Governance controls around 3rd party services should be implemented within every stage of the 3rd party usage lifecycle:
- Approval – Establish vetting procedures to ensure 3rd parties granted access to resources anywhere across the engineering ecosystem are approved prior to being granted access to the environment, and that the level of permission they are granted is aligned with the principle of least privilege.
- Integration – Introduce controls and procedures to maintain continuous visibility over all 3rd parties integrated to CI/CD systems, including:
- Method of integration. Make sure all methods of integration for each system are covered (including marketplace apps, plugins, OAuth applications, programmatic access tokens, etc.).
- Level of permission granted to the 3rd party.
- Level of permission actually in use by the 3rd party.

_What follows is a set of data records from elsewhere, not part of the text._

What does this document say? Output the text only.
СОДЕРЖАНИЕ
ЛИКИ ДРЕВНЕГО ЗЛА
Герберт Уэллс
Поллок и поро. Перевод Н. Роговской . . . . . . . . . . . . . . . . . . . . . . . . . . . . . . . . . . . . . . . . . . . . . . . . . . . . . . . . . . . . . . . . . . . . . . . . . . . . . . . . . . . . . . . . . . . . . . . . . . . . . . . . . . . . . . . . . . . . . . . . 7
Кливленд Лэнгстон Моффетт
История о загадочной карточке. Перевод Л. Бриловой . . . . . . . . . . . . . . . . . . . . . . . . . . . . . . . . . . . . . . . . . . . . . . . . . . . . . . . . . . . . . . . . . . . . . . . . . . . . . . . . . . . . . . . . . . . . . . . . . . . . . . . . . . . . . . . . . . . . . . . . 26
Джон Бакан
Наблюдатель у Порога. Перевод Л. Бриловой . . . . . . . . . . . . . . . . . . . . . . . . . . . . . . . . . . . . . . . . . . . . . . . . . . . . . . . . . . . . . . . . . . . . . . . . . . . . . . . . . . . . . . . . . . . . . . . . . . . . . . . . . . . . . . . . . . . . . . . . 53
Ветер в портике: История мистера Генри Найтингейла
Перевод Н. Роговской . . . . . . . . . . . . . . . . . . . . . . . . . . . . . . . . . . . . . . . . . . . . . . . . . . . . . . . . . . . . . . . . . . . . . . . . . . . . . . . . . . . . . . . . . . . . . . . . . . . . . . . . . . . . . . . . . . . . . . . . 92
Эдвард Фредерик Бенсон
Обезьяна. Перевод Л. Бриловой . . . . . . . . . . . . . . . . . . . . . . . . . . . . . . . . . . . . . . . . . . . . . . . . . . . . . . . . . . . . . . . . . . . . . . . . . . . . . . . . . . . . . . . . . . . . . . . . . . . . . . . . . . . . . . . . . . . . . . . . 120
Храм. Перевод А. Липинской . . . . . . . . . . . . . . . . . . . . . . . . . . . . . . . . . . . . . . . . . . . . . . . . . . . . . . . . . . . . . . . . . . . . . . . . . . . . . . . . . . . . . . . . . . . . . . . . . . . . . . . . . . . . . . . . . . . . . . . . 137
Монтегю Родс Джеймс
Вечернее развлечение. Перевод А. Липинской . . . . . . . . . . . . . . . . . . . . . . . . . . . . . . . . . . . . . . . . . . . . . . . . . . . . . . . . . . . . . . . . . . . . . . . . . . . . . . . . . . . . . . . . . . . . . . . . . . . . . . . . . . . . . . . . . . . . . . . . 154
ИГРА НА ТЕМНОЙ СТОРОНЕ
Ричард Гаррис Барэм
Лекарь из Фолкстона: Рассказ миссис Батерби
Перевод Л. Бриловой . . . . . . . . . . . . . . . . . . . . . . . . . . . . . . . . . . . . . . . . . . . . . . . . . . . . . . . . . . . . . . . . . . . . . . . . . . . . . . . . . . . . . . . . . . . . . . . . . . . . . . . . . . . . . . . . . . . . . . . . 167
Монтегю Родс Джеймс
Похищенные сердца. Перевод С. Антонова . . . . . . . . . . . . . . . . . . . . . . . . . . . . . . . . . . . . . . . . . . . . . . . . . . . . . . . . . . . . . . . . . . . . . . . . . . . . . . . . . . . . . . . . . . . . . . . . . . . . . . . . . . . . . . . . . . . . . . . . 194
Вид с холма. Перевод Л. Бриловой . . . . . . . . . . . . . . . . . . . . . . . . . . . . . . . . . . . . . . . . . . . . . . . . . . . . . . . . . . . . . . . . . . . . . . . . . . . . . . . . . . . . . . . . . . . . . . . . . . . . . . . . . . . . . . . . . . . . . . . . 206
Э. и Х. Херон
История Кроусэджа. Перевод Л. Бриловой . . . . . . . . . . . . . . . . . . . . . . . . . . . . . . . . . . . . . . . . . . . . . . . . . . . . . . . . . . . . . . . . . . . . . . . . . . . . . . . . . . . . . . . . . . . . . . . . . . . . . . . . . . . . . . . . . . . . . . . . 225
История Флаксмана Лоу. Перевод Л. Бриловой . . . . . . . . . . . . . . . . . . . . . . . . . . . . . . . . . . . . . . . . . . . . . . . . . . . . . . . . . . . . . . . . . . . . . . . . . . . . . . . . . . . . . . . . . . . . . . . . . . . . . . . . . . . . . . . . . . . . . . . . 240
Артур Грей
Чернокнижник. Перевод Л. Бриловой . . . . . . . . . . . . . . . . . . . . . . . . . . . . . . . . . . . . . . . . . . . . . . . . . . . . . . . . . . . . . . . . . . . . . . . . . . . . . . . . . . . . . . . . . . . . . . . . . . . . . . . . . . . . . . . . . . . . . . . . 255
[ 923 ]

- Visibility over ongoing usage – Ensure each 3rd party is limited and scoped to the specific resources it requires access to and remove unused and/or redundant permissions. 3rd parties which are integrated as part of the Build process should run inside a scoped context with limited access to secrets and code, and with strict ingress and egress filters.
- Deprovisioning – Periodically review all 3rd parties integrated and remove those no longer in use.
- Codecov, a popular code coverage tool used in the CI, is compromised to steal environment variables from builds.
- Attackers compromise a GitHub user account of a DeepSource (a static analysis platform) engineer. Using the compromised account, they obtain the permissions of the DeepSource GitHub application, granting them full access to the codebase of all DeepSource clients that have installed the compromised GitHub application.
- Attackers gain access to the database of Waydev, a git analytics platform, stealing GitHub and GitLab OAuth tokens of their customers.